Did you know that those same children are more likely to end up in jail or to end up homeless? This is a constant issue over and over again that we see in our society.
Did you know, or maybe you didn’t, but I actually conducted a survey of 50 men and I asked them the question, what is the worst part about growing up without a father? Some of them said I felt guilty. I felt like it was my fault. Some of them said that I really did not learn how to be a man. I wasn’t taught to be a man. Some of them said that I really struggled with understanding how to operate in society. I’m really hurt for those young men who actually answered in that way.
I learned how to be a man through what I call inverse intelligence. I had to look at the opposite of what I saw before me and really create an environment for myself that I was able to utilize to operate. Now, you can only imagine how difficult that could be.
But what if, what if we as a society will hold each other accountable for what we do as a society? We often rely on the federal systems or we rely on school systems or the police systems to help in that way. But what if we were to hold each other accountable? What if we were to be at a situation where we could, what if siblings were able to hold each other accountable? What if siblings were able to say, listen, I’m not going to allow you to not live in your child’s world. I, if I had a sibling that went through that, I would make sure that he or she cared for, loved as much as possible that child because that child deserves it.
What if, let’s go a little deeper. If we were to address some of the skeletons that were in the closets and we were able to bring those skeletons out as a family and really address them and bury them well, what if we were able to actually change the world from inside of a family and out?
There are several things that we may be able to do as a society, but what about the fatherless?
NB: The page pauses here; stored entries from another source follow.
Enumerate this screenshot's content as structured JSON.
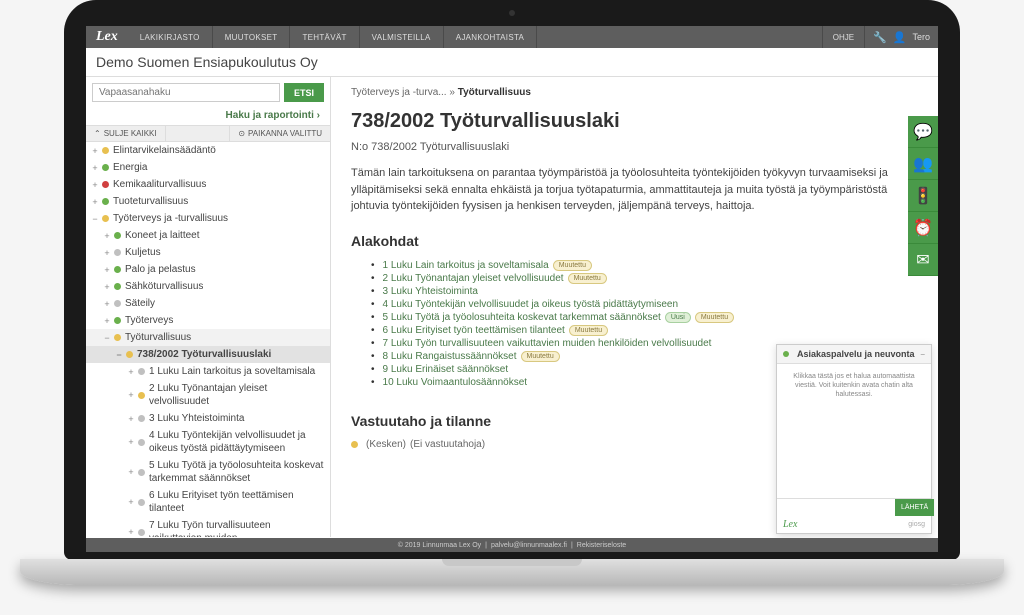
{
  "nav": {
    "logo": "Lex",
    "items": [
      "LAKIKIRJASTO",
      "MUUTOKSET",
      "TEHTÄVÄT",
      "VALMISTEILLA",
      "AJANKOHTAISTA"
    ],
    "ohje": "OHJE",
    "user": "Tero"
  },
  "company": "Demo Suomen Ensiapukoulutus Oy",
  "search": {
    "placeholder": "Vapaasanahaku",
    "button": "ETSI",
    "haku_link": "Haku ja raportointi"
  },
  "tree_ctrl": {
    "sulje": "SULJE KAIKKI",
    "paikanna": "PAIKANNA VALITTU"
  },
  "tree": {
    "elintarvike": "Elintarvikelainsäädäntö",
    "energia": "Energia",
    "kemikaali": "Kemikaaliturvallisuus",
    "tuote": "Tuoteturvallisuus",
    "tyoterveys": "Työterveys ja -turvallisuus",
    "koneet": "Koneet ja laitteet",
    "kuljetus": "Kuljetus",
    "palo": "Palo ja pelastus",
    "sahko": "Sähköturvallisuus",
    "sateily": "Säteily",
    "tyoterveys2": "Työterveys",
    "tyoturvallisuus": "Työturvallisuus",
    "law_738": "738/2002 Työturvallisuuslaki",
    "luku1": "1 Luku Lain tarkoitus ja soveltamisala",
    "luku2": "2 Luku Työnantajan yleiset velvollisuudet",
    "luku3": "3 Luku Yhteistoiminta",
    "luku4": "4 Luku Työntekijän velvollisuudet ja oikeus työstä pidättäytymiseen",
    "luku5": "5 Luku Työtä ja työolosuhteita koskevat tarkemmat säännökset",
    "luku6": "6 Luku Erityiset työn teettämisen tilanteet",
    "luku7": "7 Luku Työn turvallisuuteen vaikuttavien muiden"
  },
  "content": {
    "breadcrumb_1": "Työterveys ja -turva...",
    "breadcrumb_sep": " » ",
    "breadcrumb_2": "Työturvallisuus",
    "title": "738/2002 Työturvallisuuslaki",
    "subtitle": "N:o 738/2002 Työturvallisuuslaki",
    "body": "Tämän lain tarkoituksena on parantaa työympäristöä ja työolosuhteita työntekijöiden työkyvyn turvaamiseksi ja ylläpitämiseksi sekä ennalta ehkäistä ja torjua työtapaturmia, ammattitauteja ja muita työstä ja työympäristöstä johtuvia työntekijöiden fyysisen ja henkisen terveyden, jäljempänä terveys, haittoja.",
    "alakohdat": "Alakohdat",
    "chapters": [
      {
        "label": "1 Luku Lain tarkoitus ja soveltamisala",
        "badges": [
          "Muutettu"
        ]
      },
      {
        "label": "2 Luku Työnantajan yleiset velvollisuudet",
        "badges": [
          "Muutettu"
        ]
      },
      {
        "label": "3 Luku Yhteistoiminta",
        "badges": []
      },
      {
        "label": "4 Luku Työntekijän velvollisuudet ja oikeus työstä pidättäytymiseen",
        "badges": []
      },
      {
        "label": "5 Luku Työtä ja työolosuhteita koskevat tarkemmat säännökset",
        "badges": [
          "Uusi",
          "Muutettu"
        ]
      },
      {
        "label": "6 Luku Erityiset työn teettämisen tilanteet",
        "badges": [
          "Muutettu"
        ]
      },
      {
        "label": "7 Luku Työn turvallisuuteen vaikuttavien muiden henkilöiden velvollisuudet",
        "badges": []
      },
      {
        "label": "8 Luku Rangaistussäännökset",
        "badges": [
          "Muutettu"
        ]
      },
      {
        "label": "9 Luku Erinäiset säännökset",
        "badges": []
      },
      {
        "label": "10 Luku Voimaantulosäännökset",
        "badges": []
      }
    ],
    "vastuu_head": "Vastuutaho ja tilanne",
    "vastuu_status": "(Kesken)",
    "vastuu_note": "(Ei vastuutahoja)"
  },
  "chat": {
    "title": "Asiakaspalvelu ja neuvonta",
    "body": "Klikkaa tästä jos et halua automaattista viestiä. Voit kuitenkin avata chatin alta halutessasi.",
    "send": "LÄHETÄ",
    "logo": "Lex",
    "provider": "giosg"
  },
  "footer": {
    "copyright": "© 2019 Linnunmaa Lex Oy",
    "email": "palvelu@linnunmaalex.fi",
    "rekisteri": "Rekisteriseloste"
  }
}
The fatherless, I give you three or four different final points.
As a child who has to endure the pain and the suffering of not having a father, I really suggest and I hope that you would do one of four things, that you would recognize, number one, that you have to start with you. Everything starts from within. Secondly, you have to be able to acknowledge the fact that, wait a minute, your father may have not provided you with what you longed for. It wasn’t the car. It wasn’t the Barbie. It was actually his time that you really wanted. When you’re able to verbalize that to him, then you actually have an advantage.
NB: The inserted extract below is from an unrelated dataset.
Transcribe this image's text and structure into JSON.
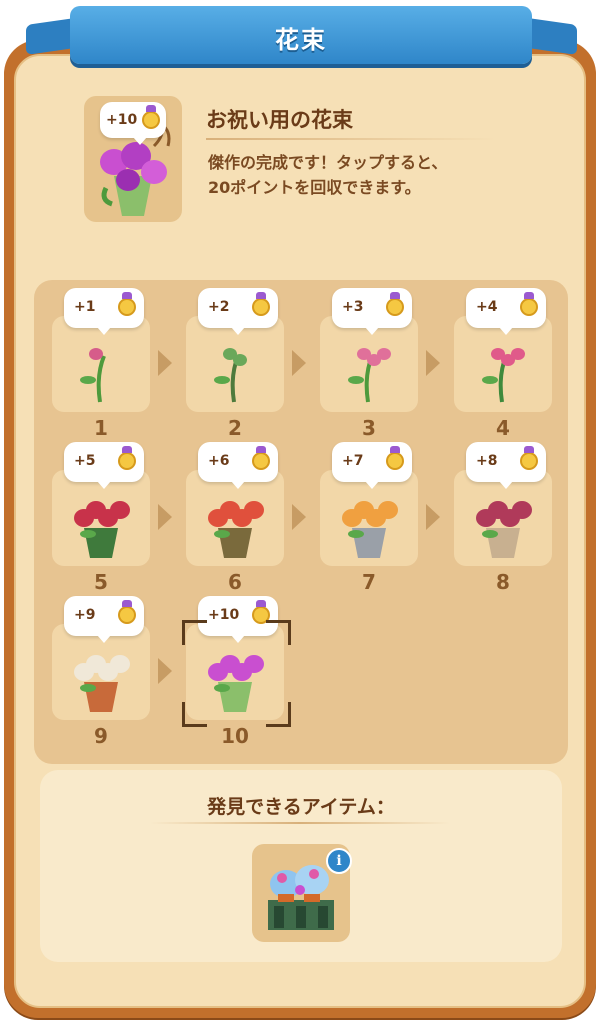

Thirdly, if you’re able, as a fatherless child, to be able to recognize that he may not ever be what you wanted him to be, then you may be able to stand firm on both feet and recognize that you have more power than you ever gave yourself acknowledgement for. And then lastly, if you’re able to simply appreciate those who have walked with you, you also strengthen yourself.
I know that my mother has moved mountains for me throughout my life. She has not only moved mountains, she traveled over 800 miles to be here with me today. I am very thankful and appreciative. I’m very thankful for my wife who has really walked with me through these trials and tribulations, over hills and through valleys. I’m very thankful.
Those four pieces are absolutely necessary for the fatherless. But what you also, in closing, what we have to do is create those vaccines that will eradicate fatherlessness from our society. One of those vaccines has to be accountability. We have to hold men accountable for what they do.
Four, those who are in that scenario, forgiveness. You have to release the opportunity. You have to release that pain and you have to stand on your own dot in your own time. I know that I have done the work and in transparency, I invited my father here today and unfortunately, he said that he was going to be here and he’s not. Again, I’m 40 years old and I’m still playing peekaboo with my dad. It’s very unfortunate, but I’m in a different place now and I can stand firmly and I know that that’s not a reflection of me. That’s a reflection of him.
What if we were able to change the world one family at a time by simply applying accountability? I know we can do it. Thank you.